With this bit pattern, we can change all the three traffic phases. Total Cycle time is maintained a constant. Timing adjustments are given such that the green light time is limited only between 7 –90 seconds. This can be an increment or decrement for current timing.
5.4. Raspberry Pi
The raspberry pi board is acting as the bitstream carrier between the Jetson nano and the logic level shifter. The jetson nano uploads the data stream to Firebase. The URLs for Firebase need to be updated accordingly in the
Final_implementation.py in the Jetson nano.

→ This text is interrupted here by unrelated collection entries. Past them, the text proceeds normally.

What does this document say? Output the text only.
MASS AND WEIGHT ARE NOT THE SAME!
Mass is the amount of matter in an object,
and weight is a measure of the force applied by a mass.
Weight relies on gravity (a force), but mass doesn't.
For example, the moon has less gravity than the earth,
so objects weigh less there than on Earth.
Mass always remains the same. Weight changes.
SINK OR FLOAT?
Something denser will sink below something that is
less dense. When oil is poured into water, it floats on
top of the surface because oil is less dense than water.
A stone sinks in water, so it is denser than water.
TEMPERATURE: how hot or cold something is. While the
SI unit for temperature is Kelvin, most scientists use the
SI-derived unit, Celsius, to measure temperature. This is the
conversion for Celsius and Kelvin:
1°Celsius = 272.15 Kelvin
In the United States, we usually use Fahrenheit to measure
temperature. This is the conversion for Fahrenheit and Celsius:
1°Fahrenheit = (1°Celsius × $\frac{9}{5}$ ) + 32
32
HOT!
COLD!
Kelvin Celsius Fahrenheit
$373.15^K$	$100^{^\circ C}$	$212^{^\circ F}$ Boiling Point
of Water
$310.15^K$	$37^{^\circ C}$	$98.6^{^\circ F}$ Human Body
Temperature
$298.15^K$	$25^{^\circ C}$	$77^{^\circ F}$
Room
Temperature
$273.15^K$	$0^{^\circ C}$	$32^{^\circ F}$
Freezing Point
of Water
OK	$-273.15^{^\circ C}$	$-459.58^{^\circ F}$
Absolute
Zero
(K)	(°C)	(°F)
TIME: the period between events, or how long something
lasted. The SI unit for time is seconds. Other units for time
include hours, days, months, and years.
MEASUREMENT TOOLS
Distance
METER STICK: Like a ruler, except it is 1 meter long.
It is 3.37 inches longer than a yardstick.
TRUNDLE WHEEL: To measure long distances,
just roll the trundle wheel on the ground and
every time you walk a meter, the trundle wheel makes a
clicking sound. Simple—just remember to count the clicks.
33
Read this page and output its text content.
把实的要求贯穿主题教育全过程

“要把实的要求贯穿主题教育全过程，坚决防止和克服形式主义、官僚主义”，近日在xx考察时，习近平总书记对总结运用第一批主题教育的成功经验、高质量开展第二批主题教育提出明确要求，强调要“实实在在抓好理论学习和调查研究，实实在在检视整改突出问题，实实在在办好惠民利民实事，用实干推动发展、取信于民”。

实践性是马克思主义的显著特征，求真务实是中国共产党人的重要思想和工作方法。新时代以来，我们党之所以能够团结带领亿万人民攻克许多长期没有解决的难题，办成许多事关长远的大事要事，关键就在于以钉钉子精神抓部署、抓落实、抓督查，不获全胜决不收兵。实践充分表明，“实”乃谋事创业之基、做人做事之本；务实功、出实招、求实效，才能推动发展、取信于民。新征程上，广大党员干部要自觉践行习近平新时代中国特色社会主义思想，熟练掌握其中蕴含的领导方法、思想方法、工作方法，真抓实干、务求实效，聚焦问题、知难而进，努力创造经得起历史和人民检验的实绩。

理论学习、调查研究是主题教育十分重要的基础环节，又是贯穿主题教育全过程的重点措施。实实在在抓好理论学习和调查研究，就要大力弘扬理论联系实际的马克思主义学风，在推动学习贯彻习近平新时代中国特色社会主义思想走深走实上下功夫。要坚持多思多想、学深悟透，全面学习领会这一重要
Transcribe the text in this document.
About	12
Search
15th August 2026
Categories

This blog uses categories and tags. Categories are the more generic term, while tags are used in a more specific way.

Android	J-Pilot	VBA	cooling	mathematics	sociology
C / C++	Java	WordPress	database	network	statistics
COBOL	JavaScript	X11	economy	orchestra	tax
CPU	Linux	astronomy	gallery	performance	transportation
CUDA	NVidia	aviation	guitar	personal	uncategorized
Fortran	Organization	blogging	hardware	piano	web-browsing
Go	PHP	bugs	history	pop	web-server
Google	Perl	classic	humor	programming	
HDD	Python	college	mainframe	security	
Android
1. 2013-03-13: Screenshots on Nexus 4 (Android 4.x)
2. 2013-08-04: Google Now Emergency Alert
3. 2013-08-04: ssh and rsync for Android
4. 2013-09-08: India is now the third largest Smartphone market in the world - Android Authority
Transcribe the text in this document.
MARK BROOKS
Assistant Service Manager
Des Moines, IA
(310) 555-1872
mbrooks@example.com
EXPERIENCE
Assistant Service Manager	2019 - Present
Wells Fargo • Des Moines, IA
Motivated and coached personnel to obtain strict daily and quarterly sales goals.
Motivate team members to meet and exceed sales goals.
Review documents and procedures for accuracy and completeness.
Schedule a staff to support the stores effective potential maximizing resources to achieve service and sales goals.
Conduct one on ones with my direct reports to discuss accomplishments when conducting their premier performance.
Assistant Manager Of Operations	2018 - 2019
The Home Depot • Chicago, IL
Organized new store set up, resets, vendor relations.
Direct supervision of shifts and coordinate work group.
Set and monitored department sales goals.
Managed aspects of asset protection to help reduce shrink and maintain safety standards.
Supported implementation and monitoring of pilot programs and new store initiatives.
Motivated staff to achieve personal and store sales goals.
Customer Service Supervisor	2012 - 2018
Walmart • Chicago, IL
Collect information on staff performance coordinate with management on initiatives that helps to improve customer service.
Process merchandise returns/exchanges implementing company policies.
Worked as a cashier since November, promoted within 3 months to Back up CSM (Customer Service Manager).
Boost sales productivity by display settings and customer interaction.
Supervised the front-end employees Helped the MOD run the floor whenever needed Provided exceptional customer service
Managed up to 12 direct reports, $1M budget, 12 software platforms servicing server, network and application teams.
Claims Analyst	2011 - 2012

# Fetch the service account key JSON file contents
cred = credentials.Certificate(
'Add firebase URL')
# Initialize the app with a service account, granting admin privileges
'databaseURL': 'database URL'
The same needs to be done in the
Firebase_link.py in the raspberry pi board.
firebase = firebase.FirebaseApplication('Firebase Database link', None)
The GPIO pins are assigned as follows in the code.
- 40 - Stop Script pin
- 11, 13, 15 - Read current phase timings from PLC
- 29, 31, 33 - Set time bits (See Fig: Bitstream pattern)
- 35 - Set direction bit (See Fig: Bitstream pattern)
- 19, 21, 23 - Set interrupt for the phase (See Fig: Bitstream pattern)
Final The final stage of this project is to implement this system in a real environment. To complete this successfully, we got relevant permissions from authorities to test the device in an actual roundabout.
We have installed four cameras in the middle of the roundabout focusing on four lanes and got access to the live stream of these cameras. All traffic lights of this junction controlled by a centralized controller placed near the junction. We placed our device in that controller box and communicated with the PLC to perform timing changes.
The following video shows how our method detects vehicles and tracks them using 2 camera views.
As mentioned before, we use two camera views for each green light phase since this junction allows vehicles from two lanes to enter one lane at a time. The following video shows how the processing is done. Phase 2.1 and 2.2 are for one lane and phase 3.1 and 3.2 are for another.
After testing for two consecutive days we obtained the following graphs. Here the dotted line shows the fixed timing values of each phase while the solid lines show the adjusted timing values. In our case, we have 3 phases. Each color shows the green light time of each phase. The y-axis is in seconds. The bar chart shows the actual utilization of each phase in each cycle.
We can clearly see the inefficiency of the existing fixed timing values since it does not try to match the utilization. Timing values with our adjustments were changed according to the vehicle utilization giving preferable results.
We used Mitsubishi GX works 2 to monitor the bit patterns in PLC in order to see how our device works. A total number of 8 signal light heads are controlled by the PLC. Therefore there are 24 bit patterns to control all 24 lights. The following video is captured from a handheld camera since we didn't want to get our processes affected by a screen recorder and mess up the traffic lights in an actual testing environment. It shows how the PLC gets various bitstreams from our device. The changed bits are marked in blue squares.